Invoke the instance with the boto3 library providing the parameters for the custom image AMI, Instance type, key-pair, subnet, and instance profile, all defined by Terraform environment variables. Optionally, set the Volume size to 50GB from the default 8GB for larger files.

instance = ec2.run_instances(
        IamInstanceProfile={"Arn": INSTANCE_PROFILE},
        BlockDeviceMappings=[{"DeviceName": "/dev/xvda", "Ebs": {"VolumeSize": 50}}],


After deploying to AWS, Terraform will have created a Lambda that invokes an EC2 instance running the script passed to it during its creation. Triggering the Lambda function to invoke the custom instance can be done from a DynamoDB Stream update, scheduled timer, or even another Lambda function. This provides flexibility on how and when the instance is called.

Ultimately, this solution provides a flexible means of downloading files from an FTP server. Changes to the Lambda invoking the instance could include separating the file list to create several more minor instances to run simultaneously, moving more files faster to the AWS S3 bucket. This greatly depends on the client’s needs and the cost of operating the AWS services.

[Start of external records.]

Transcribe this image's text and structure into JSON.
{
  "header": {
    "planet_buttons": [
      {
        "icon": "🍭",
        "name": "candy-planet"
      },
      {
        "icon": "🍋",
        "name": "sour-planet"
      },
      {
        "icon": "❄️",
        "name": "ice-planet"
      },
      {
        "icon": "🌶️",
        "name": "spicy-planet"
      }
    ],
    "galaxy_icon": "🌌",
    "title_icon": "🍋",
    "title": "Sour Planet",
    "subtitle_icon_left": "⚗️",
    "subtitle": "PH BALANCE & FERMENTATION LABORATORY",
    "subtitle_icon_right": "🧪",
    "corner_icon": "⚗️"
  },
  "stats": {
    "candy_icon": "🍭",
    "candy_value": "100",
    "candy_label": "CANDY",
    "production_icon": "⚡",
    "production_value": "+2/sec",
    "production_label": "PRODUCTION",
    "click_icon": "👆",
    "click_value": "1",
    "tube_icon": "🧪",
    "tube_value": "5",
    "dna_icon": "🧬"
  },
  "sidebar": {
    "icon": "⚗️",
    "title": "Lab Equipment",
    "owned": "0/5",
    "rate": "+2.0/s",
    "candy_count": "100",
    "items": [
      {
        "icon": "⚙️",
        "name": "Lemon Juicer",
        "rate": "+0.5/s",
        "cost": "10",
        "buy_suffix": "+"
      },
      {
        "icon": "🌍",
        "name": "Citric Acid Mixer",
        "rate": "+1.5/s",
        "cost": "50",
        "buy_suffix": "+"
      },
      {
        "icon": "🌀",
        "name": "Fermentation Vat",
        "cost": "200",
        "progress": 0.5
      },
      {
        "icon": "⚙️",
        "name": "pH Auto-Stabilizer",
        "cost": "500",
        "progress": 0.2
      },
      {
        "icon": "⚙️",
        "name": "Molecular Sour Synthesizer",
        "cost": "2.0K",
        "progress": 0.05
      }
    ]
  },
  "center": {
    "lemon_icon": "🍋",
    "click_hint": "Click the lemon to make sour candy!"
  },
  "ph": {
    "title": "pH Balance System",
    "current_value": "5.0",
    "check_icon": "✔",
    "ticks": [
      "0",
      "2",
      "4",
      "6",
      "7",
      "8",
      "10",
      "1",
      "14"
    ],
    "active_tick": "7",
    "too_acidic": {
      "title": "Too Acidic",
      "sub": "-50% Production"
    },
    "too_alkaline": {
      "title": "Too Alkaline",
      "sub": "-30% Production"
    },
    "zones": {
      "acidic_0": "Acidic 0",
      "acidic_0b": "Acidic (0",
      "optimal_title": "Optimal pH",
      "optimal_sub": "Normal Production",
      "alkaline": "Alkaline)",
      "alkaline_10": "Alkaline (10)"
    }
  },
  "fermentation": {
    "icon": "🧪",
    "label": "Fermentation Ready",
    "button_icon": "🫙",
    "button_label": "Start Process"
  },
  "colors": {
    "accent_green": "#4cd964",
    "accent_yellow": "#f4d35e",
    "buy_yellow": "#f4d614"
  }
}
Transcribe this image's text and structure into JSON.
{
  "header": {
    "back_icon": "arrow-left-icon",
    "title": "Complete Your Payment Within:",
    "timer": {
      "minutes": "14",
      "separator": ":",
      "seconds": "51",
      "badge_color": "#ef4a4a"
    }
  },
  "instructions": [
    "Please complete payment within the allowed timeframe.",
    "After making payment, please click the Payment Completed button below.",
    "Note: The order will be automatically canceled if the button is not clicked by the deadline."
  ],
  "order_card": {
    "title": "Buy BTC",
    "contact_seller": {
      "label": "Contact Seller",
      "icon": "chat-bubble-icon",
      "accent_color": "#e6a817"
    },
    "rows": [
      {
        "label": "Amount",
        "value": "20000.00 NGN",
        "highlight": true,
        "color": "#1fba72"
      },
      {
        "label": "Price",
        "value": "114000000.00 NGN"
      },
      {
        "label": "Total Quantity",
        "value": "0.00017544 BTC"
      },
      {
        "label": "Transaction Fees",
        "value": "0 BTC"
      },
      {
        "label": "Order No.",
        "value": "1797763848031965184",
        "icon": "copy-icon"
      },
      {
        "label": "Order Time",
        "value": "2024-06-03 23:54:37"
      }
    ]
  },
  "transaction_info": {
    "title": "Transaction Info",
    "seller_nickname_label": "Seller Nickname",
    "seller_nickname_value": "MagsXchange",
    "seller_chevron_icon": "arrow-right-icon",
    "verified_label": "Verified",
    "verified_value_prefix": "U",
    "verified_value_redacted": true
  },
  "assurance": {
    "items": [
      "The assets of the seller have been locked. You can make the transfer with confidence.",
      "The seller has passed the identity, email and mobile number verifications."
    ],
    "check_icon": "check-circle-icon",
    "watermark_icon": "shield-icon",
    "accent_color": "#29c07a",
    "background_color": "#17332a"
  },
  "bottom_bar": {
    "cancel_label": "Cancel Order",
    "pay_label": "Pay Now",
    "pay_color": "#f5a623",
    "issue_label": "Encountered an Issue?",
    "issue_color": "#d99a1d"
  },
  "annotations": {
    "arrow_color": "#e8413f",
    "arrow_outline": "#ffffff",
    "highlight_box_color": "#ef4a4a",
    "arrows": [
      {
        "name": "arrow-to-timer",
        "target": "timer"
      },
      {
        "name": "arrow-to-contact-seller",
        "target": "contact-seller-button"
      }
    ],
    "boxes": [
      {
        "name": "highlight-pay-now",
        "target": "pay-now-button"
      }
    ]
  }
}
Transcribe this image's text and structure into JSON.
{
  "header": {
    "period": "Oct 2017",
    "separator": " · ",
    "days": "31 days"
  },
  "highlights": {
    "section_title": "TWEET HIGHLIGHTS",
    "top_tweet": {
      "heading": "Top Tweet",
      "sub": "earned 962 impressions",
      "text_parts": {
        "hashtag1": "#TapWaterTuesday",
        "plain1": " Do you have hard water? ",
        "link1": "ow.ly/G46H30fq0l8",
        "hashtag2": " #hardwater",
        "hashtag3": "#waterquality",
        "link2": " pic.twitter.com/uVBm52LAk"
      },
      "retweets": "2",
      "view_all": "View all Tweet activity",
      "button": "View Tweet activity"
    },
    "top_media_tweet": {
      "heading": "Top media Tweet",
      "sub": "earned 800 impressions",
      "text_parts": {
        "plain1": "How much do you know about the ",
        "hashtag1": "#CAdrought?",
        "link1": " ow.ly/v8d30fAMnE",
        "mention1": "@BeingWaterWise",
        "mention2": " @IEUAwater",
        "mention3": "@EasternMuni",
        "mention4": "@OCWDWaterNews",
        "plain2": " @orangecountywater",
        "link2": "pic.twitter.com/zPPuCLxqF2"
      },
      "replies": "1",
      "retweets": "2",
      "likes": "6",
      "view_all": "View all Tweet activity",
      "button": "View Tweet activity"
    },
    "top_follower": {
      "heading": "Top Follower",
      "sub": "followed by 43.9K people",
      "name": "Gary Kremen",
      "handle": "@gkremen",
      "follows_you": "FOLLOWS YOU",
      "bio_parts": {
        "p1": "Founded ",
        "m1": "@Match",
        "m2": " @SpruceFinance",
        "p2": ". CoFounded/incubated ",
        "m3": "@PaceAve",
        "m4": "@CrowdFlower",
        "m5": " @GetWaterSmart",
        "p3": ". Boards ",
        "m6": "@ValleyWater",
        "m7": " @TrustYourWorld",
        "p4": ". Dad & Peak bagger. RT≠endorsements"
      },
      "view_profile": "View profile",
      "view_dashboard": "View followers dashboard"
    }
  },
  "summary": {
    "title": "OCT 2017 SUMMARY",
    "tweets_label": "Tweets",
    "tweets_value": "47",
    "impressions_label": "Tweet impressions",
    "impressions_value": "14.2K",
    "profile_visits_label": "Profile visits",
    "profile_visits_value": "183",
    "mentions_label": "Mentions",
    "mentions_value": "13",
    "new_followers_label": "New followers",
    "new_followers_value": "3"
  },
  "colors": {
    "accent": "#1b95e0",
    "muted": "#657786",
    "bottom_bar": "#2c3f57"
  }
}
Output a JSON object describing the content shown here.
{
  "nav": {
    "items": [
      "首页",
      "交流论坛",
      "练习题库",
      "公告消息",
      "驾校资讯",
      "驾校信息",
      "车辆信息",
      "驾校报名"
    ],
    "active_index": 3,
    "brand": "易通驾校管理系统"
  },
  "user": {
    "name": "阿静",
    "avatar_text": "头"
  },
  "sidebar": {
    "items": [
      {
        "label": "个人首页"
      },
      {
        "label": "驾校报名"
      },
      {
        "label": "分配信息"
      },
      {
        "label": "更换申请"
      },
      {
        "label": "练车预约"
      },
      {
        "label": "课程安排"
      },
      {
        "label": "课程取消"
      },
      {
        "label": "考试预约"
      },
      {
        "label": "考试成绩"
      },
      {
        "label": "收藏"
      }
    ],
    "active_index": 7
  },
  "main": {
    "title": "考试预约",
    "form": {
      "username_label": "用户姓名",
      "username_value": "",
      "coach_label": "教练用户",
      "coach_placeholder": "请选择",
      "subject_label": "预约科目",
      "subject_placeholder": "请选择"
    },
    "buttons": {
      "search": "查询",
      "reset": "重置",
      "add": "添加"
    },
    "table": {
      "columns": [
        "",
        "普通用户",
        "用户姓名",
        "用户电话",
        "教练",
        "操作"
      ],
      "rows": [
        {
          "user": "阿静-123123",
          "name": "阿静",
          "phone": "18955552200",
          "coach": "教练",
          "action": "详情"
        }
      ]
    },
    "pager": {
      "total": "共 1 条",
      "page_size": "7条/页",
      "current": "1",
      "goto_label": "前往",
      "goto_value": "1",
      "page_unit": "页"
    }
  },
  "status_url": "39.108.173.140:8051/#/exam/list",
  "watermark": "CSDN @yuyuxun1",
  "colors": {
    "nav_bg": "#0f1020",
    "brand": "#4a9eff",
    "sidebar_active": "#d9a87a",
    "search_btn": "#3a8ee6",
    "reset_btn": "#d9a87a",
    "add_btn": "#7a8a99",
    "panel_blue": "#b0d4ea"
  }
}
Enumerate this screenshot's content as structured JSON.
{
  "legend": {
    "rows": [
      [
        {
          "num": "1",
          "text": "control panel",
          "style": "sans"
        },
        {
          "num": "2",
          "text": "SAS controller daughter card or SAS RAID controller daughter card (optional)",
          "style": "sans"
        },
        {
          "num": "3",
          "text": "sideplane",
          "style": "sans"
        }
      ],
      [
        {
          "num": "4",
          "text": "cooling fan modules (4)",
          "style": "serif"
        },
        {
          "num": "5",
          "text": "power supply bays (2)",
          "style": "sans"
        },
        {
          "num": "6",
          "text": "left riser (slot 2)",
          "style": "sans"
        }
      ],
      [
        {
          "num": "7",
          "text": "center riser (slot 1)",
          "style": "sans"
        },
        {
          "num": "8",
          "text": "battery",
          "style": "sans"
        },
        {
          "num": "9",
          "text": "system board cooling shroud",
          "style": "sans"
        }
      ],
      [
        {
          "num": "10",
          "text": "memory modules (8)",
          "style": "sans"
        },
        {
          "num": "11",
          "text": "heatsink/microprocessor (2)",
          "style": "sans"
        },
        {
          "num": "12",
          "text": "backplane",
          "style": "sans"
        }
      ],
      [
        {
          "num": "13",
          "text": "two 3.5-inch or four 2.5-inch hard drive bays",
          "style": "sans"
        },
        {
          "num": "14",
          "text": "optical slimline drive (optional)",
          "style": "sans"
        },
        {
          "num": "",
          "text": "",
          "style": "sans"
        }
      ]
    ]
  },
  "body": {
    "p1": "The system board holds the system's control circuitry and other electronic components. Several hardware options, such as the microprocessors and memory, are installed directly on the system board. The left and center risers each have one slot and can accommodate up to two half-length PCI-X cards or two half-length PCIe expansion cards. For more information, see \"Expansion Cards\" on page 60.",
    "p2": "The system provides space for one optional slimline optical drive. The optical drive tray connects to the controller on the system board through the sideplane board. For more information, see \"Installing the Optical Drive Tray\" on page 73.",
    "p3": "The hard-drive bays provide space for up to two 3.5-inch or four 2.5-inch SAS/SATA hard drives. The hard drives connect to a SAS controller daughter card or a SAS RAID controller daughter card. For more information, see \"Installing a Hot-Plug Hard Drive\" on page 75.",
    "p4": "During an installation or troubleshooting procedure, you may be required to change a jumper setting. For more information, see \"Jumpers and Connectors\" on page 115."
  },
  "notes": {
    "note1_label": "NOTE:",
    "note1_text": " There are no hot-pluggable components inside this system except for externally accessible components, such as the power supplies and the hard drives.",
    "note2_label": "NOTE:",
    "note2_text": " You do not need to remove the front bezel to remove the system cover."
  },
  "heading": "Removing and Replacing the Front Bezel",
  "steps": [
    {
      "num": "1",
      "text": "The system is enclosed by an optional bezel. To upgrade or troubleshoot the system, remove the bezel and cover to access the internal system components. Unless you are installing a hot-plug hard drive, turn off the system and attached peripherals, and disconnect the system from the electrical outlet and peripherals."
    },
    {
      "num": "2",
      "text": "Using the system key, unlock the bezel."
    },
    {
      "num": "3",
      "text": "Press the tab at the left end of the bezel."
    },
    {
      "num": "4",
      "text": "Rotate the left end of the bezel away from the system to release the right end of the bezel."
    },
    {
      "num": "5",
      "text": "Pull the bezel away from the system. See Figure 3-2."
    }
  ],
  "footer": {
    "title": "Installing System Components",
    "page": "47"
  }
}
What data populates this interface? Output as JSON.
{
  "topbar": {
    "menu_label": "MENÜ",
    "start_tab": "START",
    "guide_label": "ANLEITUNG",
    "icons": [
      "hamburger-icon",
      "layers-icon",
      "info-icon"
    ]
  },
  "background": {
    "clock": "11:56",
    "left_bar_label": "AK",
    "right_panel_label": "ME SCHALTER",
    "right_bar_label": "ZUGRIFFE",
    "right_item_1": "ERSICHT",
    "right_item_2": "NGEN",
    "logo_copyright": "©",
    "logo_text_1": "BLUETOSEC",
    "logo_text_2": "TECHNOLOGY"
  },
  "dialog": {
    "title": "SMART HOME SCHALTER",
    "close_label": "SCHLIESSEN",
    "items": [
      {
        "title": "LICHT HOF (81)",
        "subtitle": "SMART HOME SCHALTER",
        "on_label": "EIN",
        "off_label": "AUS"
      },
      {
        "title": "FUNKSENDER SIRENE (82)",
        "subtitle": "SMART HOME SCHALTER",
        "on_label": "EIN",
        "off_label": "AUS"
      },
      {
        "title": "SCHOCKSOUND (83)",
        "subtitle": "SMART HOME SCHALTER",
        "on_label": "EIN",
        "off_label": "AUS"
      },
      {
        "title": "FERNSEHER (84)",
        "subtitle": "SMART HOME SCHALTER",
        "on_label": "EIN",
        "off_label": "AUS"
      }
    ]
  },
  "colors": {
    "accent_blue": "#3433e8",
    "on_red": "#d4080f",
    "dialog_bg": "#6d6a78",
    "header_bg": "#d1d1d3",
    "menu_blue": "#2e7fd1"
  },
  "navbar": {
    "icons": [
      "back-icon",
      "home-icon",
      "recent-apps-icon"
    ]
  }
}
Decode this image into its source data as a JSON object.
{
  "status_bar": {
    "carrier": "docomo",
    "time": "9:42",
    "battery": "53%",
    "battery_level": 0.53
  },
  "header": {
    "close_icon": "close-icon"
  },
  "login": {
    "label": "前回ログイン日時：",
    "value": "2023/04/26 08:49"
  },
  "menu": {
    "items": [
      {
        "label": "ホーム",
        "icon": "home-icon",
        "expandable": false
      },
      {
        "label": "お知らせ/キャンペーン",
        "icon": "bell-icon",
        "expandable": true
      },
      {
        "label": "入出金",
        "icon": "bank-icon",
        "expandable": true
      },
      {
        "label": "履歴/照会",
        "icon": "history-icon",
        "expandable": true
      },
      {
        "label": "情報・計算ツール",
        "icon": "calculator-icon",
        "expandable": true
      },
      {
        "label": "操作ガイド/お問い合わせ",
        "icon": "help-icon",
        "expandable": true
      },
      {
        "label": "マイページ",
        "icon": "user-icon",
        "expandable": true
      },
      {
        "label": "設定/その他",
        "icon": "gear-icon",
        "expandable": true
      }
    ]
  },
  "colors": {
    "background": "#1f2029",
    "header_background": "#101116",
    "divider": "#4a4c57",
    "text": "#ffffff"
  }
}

Changes can also be made to the script downloading the files. One option would be to use more robust FTP libraries than the built-in provided python library. Larger files may require more effort as FTP servers can timeout when network latency and file sizes come into play. Python’s FTPlib does not auto-reconnect, nor does it keep track of incomplete file downloads.